Três pessoas foram ouvidas neste domingo, no julgamento dos quatro réus denunciados pelo Ministério Público do Rio Grande do Sul (MPRS) por conta da tragédia na boate Kiss. Elissandro Callegaro Spohr e Mauro Londero Hoffmann, sócios da Kiss, e Marcelo de Jesus dos Santos e Luciano Bonilha Leão, da banda Gurizada Fandangueira, respondem por 242 homicídios com dolo eventual e 636 tentativas de homicídios.
O primeiro a depor foi o engenheiro civil Thiago Mutti. Ele responde por falsidade ideológica em um dos processos relacionados à Kiss por ter omitido que era sócio da boate. Para o MP, ele era o real proprietário antes de a casa noturna pertencer a Elissandro Spohr e Mauro Hoffmann, embora seu nome não constasse no contrato social. Por este motivo, depôs como informante.
A promotora de Justiça Lúcia Helena Callegari mostrou que Mutti disse, em depoimento anterior, que vendeu suas cotas da boate, o que contraria seu argumento dado em plenário de que não era sócio antes dos réus Elissandro e Mauro.
Em seguida, o promotor David Medina da Silva mostrou parecer do Conselho Regional de Engenharia e Agronomia (Crea). O documento aponta que, se não houvesse alguns obstáculos na boate, o número de vítimas teria sido menor.
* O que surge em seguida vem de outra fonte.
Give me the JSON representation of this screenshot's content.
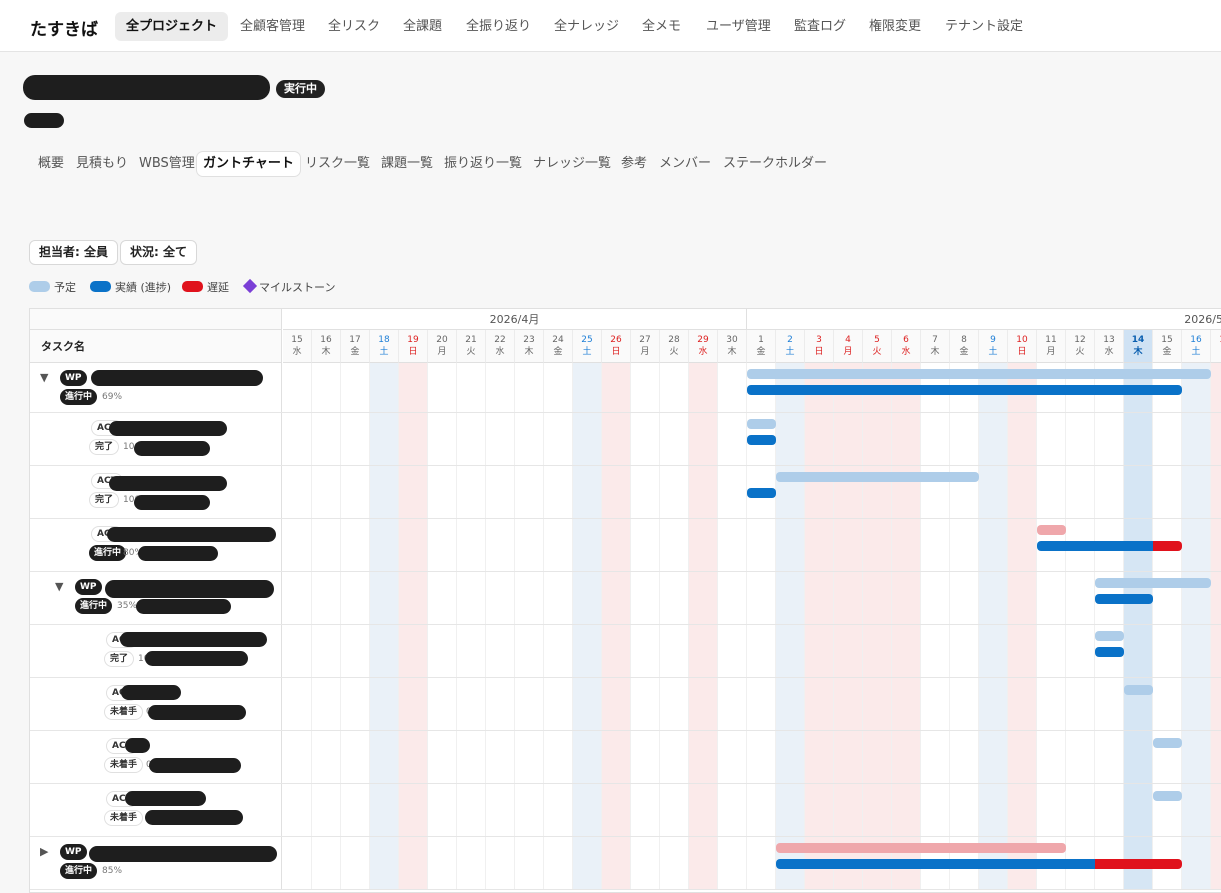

O promotor também mostrou o contrato de locação do imóvel em que funcionava a Kiss. Quando a boate ainda pertencia à família do depoente, o fiador do aluguel era o pai de Elissandro, o que demonstraria proximidade entre eles. O depoimento foi encerrado depois de 5 horas.
Em seguida foi ouvido Delvani Brondani Rosso, testemunha da assistência de acusação. O depoimento, ainda conduzido pelo juiz Orlando Faccini Neto, fez alguns familiares de vítimas saírem pelo impacto causado. Rosso fez um relato detalhado do que ocorreu e dos seus sentimentos na luta para sair da boate e da dor intensa causada pelas queimaduras e inalação da fumaça. Ele contou que, ao perceber a movimentação fora do comum no interior da casa noturna, traçou uma linha imaginária até a saída, mas após alguns minutos, quando o pânico tomou conta, já não conseguia mais manter a trajetória. “Eu não sabia se eu me abaixava ou se ficava em pé. Se eu me abaixasse eu ia ser pisoteado e se ficasse em pé respirava a fumaça. Eu fui me despedindo da minha família, meus amigos, pedindo perdão por alguma coisa que eu tivesse feito”, disse o sobrevivente.
À promotora ele falou que não ouviu ninguém avisando que a boate estava pegando fogo. Também contou que o irmão, que o retirou arrastado da boate depois que ele estava desmaiado, teve que chutar a porta, inicialmente travada pelos seguranças, de acordo com seu relato.
Ao detalhar os dois meses de internação e o longo tratamento, falou, emocionado, de suas dificuldades e desafios. Tive que aprender a caminhar novamente. “Lembro que meu sonho era conseguir tomar um copo de água”. Após as perguntas do Ministério Público e da Assistência de Acusação, apenas uma das defesas inquiriu a testemunha e em seguida o depoimento foi encerrado.
Depois do intervalo da tarde, o julgamento retornou com a oitiva de Doralina Peres, funcionária da empresa terceirizada que fazia a segurança da boate Kiss. Por acordo entre as partes, mesmo indicada por uma das defesas, por ser vítima, a acusação seria a primeira a encaminhar perguntas. Sobre o exercício de sua função como segurança, questionada pelo MPRS acerca de orientações e treinamento, disse que nunca ouviu nenhuma orientação sobre como deveria se portar em caso de incêndio e que o responsável por tal orientação deveria ser o chefe. “A senhora ouviu isso de alguém ou é uma dedução?”, perguntou Medina. “É uma dedução, ninguém nunca falou isso comigo”, respondeu a depoente.
O quinto dia do júri terminou pouco depois das 19h30 deste domingo. A sessão foi retomada n manhã desta segunda-feira. Estão previstos três depoimentos dos 13 que ainda faltam: Stenio Rodrigues Fernandes, testemunha, e as vítimas Willian Renato Machado e Nathália Daronch, todas arroladas pela defesa de Elissandro Spohr.